The post here was written in advance of the federal court argument about captioning and description. Another post was written after the argument, and includes quotes from the Judges. Read about the hearing with Judge’s quotes here.

On January 13, 2010, the Ninth Circuit U.S. Court of Appeals in San Francisco will hear oral argument in an important case regarding the rights of movie-goers with visual and hearing impairments. The argument will be held in Courtroom 2 on the 3rd floor of the Federal Court building located in San Francisco at 95 Seventh Street at the corner of 7th and Mission.
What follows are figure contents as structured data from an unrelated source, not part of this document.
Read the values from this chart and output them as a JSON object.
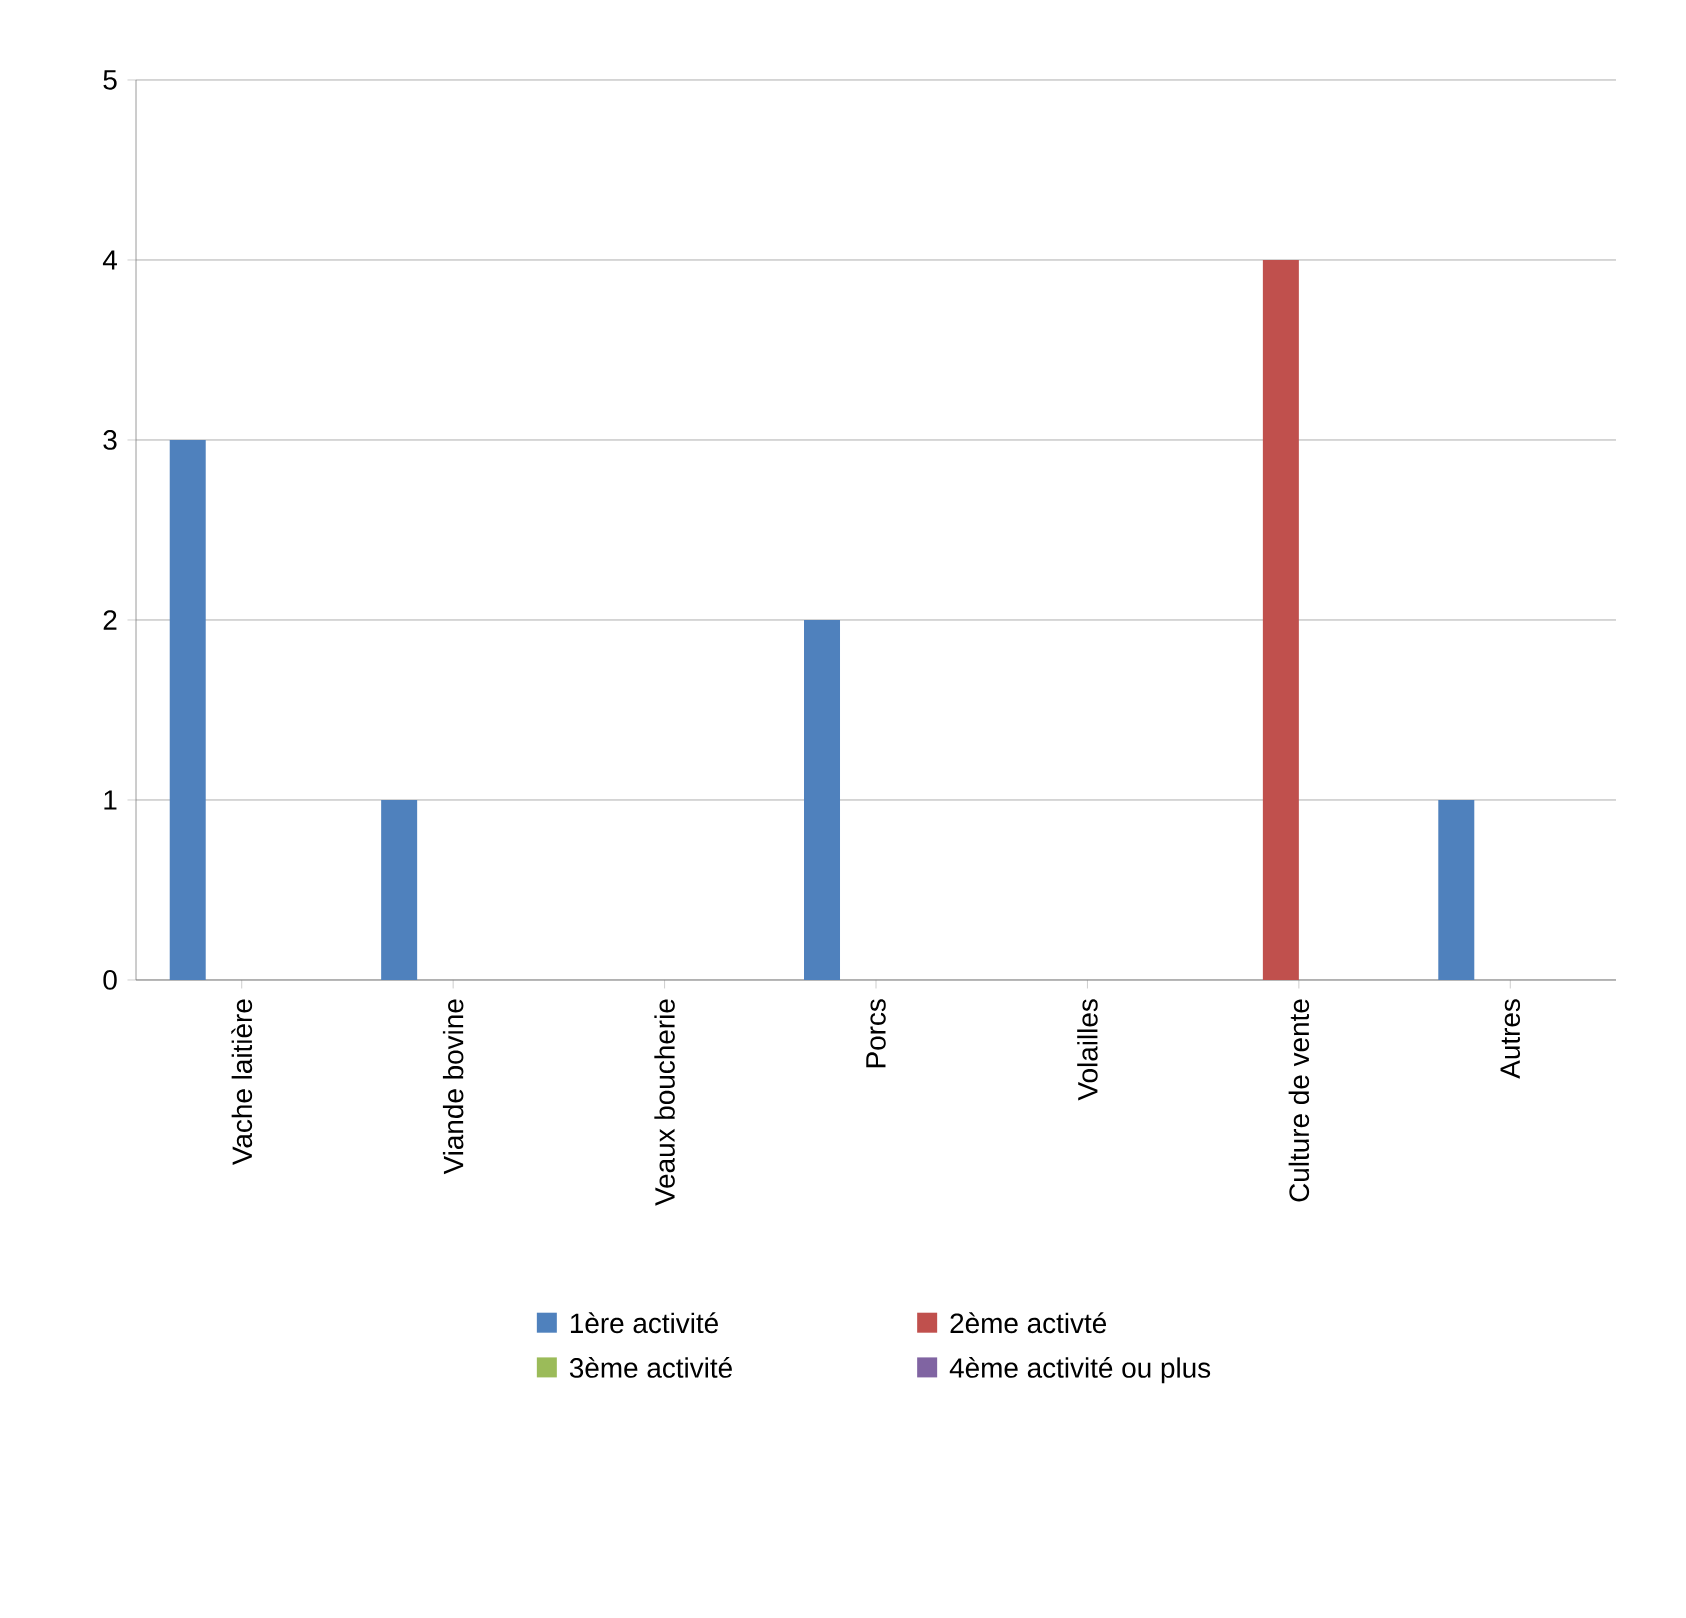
{
  "chart_data": {
    "type": "bar",
    "categories": [
      "Vache laitière",
      "Viande bovine",
      "Veaux boucherie",
      "Porcs",
      "Volailles",
      "Culture de vente",
      "Autres"
    ],
    "series": [
      {
        "name": "1ère activité",
        "color": "#4f81bd",
        "values": [
          3,
          1,
          0,
          2,
          0,
          0,
          1
        ]
      },
      {
        "name": "2ème activté",
        "color": "#c0504d",
        "values": [
          0,
          0,
          0,
          0,
          0,
          4,
          0
        ]
      },
      {
        "name": "3ème activité",
        "color": "#9bbb59",
        "values": [
          0,
          0,
          0,
          0,
          0,
          0,
          0
        ]
      },
      {
        "name": "4ème activité ou plus",
        "color": "#8064a2",
        "values": [
          0,
          0,
          0,
          0,
          0,
          0,
          0
        ]
      }
    ],
    "ylim": [
      0,
      5
    ],
    "yticks": [
      0,
      1,
      2,
      3,
      4,
      5
    ],
    "grid": "y",
    "legend": "bottom"
  }
}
The phone number for the court is (415) 355-8000.

The appeal challenges a 2008 District Court decision out of Arizona holding that the Americans with Disabilities Act (ADA) does not require theaters to install descriptive video equipment. The federal district court in Arizona also ruled that captioning is not required for deaf or hard of hearing movie patrons. Harkins Theaters is the movie chain being sued for refusing to provide captioned and audio described films.
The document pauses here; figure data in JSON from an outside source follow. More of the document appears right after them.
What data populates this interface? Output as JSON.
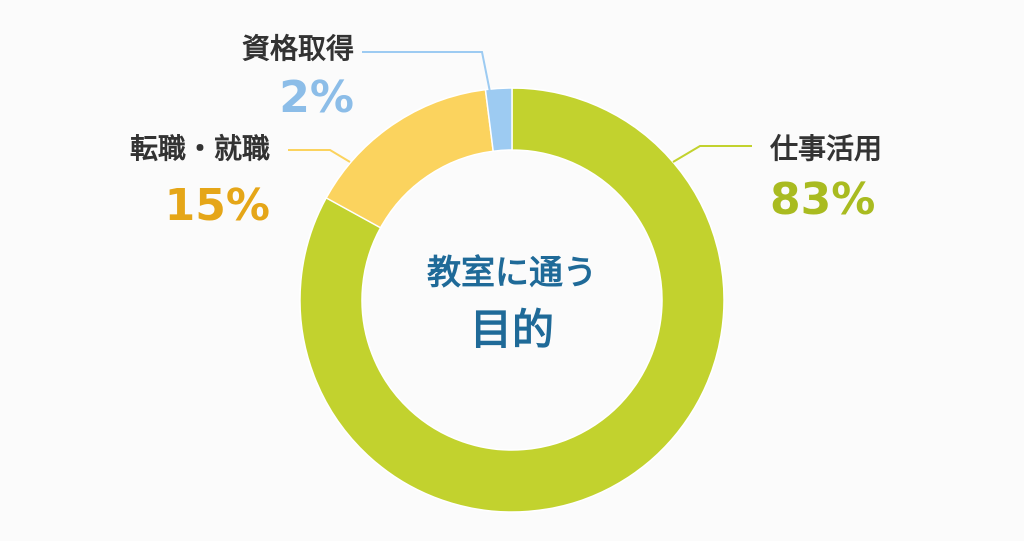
{
  "chart_data": {
    "type": "pie",
    "center_title": [
      "教室に通う",
      "目的"
    ],
    "slices": [
      {
        "label": "仕事活用",
        "value": 83,
        "value_label": "83%",
        "color": "#c2d22e",
        "label_color": "#a9bb20"
      },
      {
        "label": "転職・就職",
        "value": 15,
        "value_label": "15%",
        "color": "#fbd35e",
        "label_color": "#e5a618"
      },
      {
        "label": "資格取得",
        "value": 2,
        "value_label": "2%",
        "color": "#9dcbf2",
        "label_color": "#8cbde8"
      }
    ],
    "text_color": "#333333",
    "title_color": "#1f6a98"
  }
}
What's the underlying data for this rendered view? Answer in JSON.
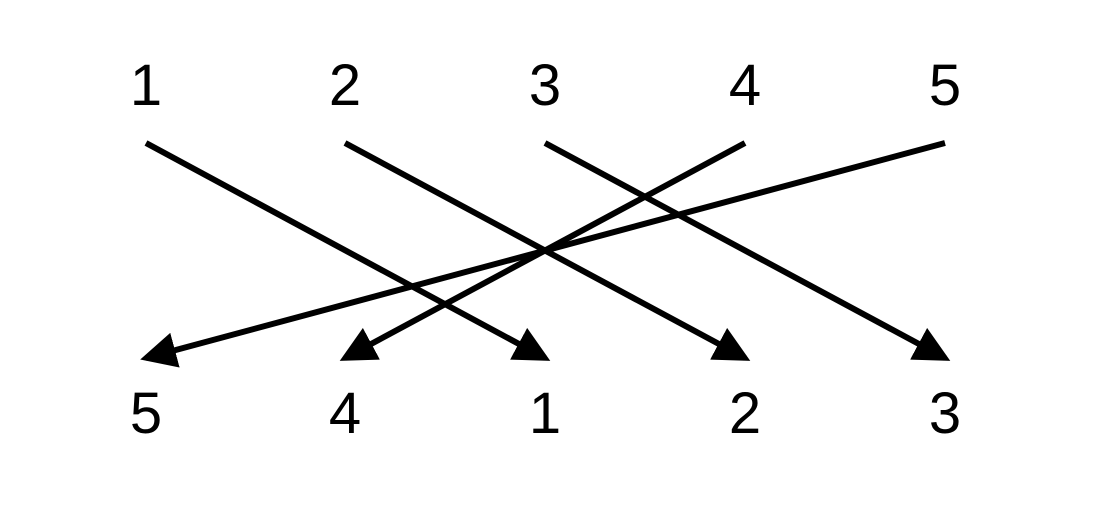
{
  "top_row": [
    "1",
    "2",
    "3",
    "4",
    "5"
  ],
  "bottom_row": [
    "5",
    "4",
    "1",
    "2",
    "3"
  ],
  "mappings": [
    {
      "from": "1",
      "to": "1"
    },
    {
      "from": "2",
      "to": "2"
    },
    {
      "from": "3",
      "to": "3"
    },
    {
      "from": "4",
      "to": "4"
    },
    {
      "from": "5",
      "to": "5"
    }
  ],
  "colors": {
    "stroke": "#000000",
    "text": "#000000",
    "background": "#ffffff"
  }
}
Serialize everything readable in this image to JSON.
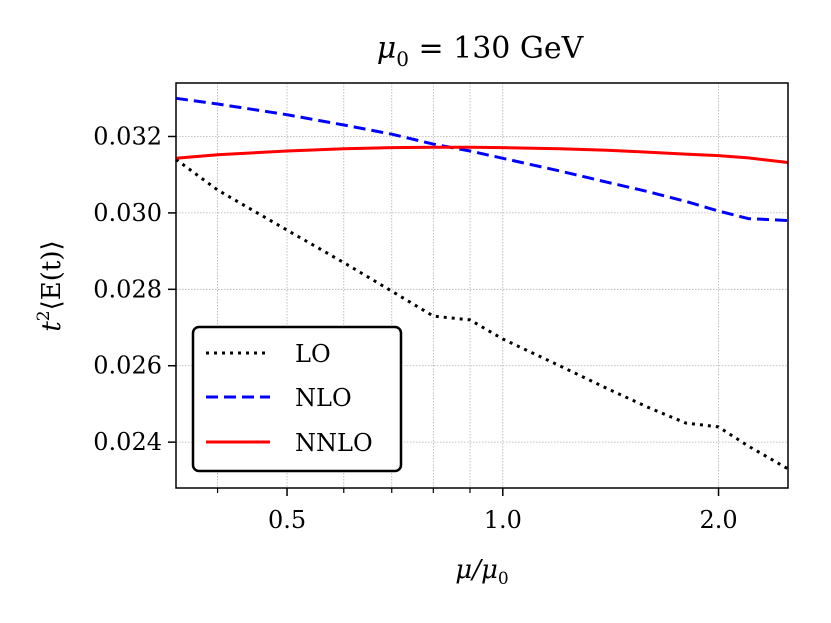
{
  "chart_data": {
    "type": "line",
    "title": "μ₀ = 130 GeV",
    "title_parts": {
      "mu": "μ",
      "sub": "0",
      "rest": " = 130 GeV"
    },
    "xlabel": "μ/μ₀",
    "xlabel_parts": {
      "mu": "μ/μ",
      "sub": "0"
    },
    "ylabel": "t²⟨E(t)⟩",
    "ylabel_parts": {
      "t": "t",
      "sup": "2",
      "rest": "⟨E(t)⟩"
    },
    "xscale": "log",
    "xlim": [
      0.35,
      2.5
    ],
    "ylim": [
      0.0228,
      0.0334
    ],
    "xticks": [
      {
        "value": 0.5,
        "label": "0.5"
      },
      {
        "value": 1.0,
        "label": "1.0"
      },
      {
        "value": 2.0,
        "label": "2.0"
      }
    ],
    "xminor_ticks": [
      0.4,
      0.6,
      0.7,
      0.8,
      0.9
    ],
    "yticks": [
      {
        "value": 0.024,
        "label": "0.024"
      },
      {
        "value": 0.026,
        "label": "0.026"
      },
      {
        "value": 0.028,
        "label": "0.028"
      },
      {
        "value": 0.03,
        "label": "0.030"
      },
      {
        "value": 0.032,
        "label": "0.032"
      }
    ],
    "grid": true,
    "legend_position": "lower-left",
    "series": [
      {
        "name": "LO",
        "color": "#000000",
        "style": "dotted",
        "x": [
          0.35,
          0.4,
          0.5,
          0.6,
          0.7,
          0.8,
          0.9,
          1.0,
          1.2,
          1.4,
          1.6,
          1.8,
          2.0,
          2.2,
          2.5
        ],
        "y": [
          0.0314,
          0.0306,
          0.02955,
          0.0287,
          0.02795,
          0.0273,
          0.0272,
          0.0267,
          0.026,
          0.0254,
          0.0249,
          0.0245,
          0.0244,
          0.0239,
          0.0233
        ]
      },
      {
        "name": "NLO",
        "color": "#0000ff",
        "style": "dashed",
        "x": [
          0.35,
          0.4,
          0.5,
          0.6,
          0.7,
          0.8,
          0.9,
          1.0,
          1.2,
          1.4,
          1.6,
          1.8,
          2.0,
          2.2,
          2.5
        ],
        "y": [
          0.033,
          0.03285,
          0.03257,
          0.0323,
          0.03206,
          0.0318,
          0.03162,
          0.03143,
          0.0311,
          0.0308,
          0.03055,
          0.0303,
          0.03005,
          0.02985,
          0.0298
        ]
      },
      {
        "name": "NNLO",
        "color": "#ff0000",
        "style": "solid",
        "x": [
          0.35,
          0.4,
          0.5,
          0.6,
          0.7,
          0.8,
          0.9,
          1.0,
          1.2,
          1.4,
          1.6,
          1.8,
          2.0,
          2.2,
          2.5
        ],
        "y": [
          0.03143,
          0.03152,
          0.03162,
          0.03168,
          0.03171,
          0.03172,
          0.03172,
          0.03171,
          0.03168,
          0.03164,
          0.03159,
          0.03154,
          0.0315,
          0.03144,
          0.03132
        ]
      }
    ]
  }
}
Descriptive video equipment, also referred to as audio description or descriptive narration equipment, is a technology that allows blind and visually impaired movie patrons to hear descriptions of visual elements in a movie through head sets provided at the theater. You can experience audio description directly by visiting a captioned and described clip from the Lion King prepared by the National Center for Accessible Media.
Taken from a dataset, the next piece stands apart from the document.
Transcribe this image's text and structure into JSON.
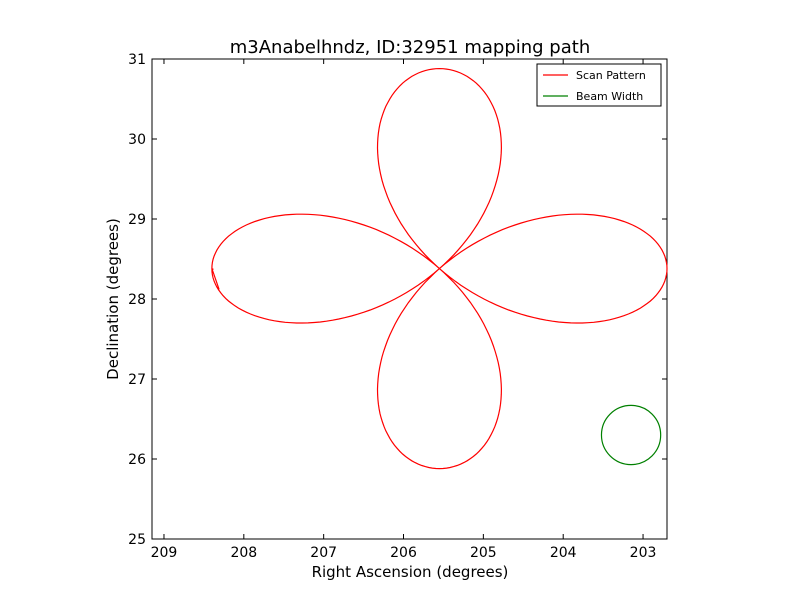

The Law Office of Lainey Feingold and co-counsel Linda Dardarian filed an Amicus Brief explaining why the court’s decision should be reversed. Contrary to the lower court’s ruling, the ADA does require movie theaters to install descriptive video equipment. The National Association of the Deaf filed a separate amicus brief explaining why captioning is required.

The amicus brief on the audio description issues was filed on behalf of several disability advocacy organizations, including the American Council of the Blind, the American Foundation for the Blind, and the American Association of People with Disabilities. Rio Popper, a nine year old girl who is blind and loves movies, also participated as an amicus.

The Screen Actors Guild (SAG) joined the disability groups in urging the Ninth Circuit to reverse the lower court decision. In coalition with the American Federation of Television and Radio Artists (AFTRA) and Actors’ Equity Association (AEA), SAG is part of the tri-union IAMPWD (Inclusion in the Arts and Media of People With Disabilities) a disability rights campaign to improve and promote the accuracy, inclusion and access of people with disabilities in all areas of entertainment and news media.

The United States Department of Justice (DOJ) has also weighed in on behalf of the rights of visually and hearing impaired movie goers. Despite objections from the movie chain, the Ninth Circuit agreed to accept the DOJ’s brief.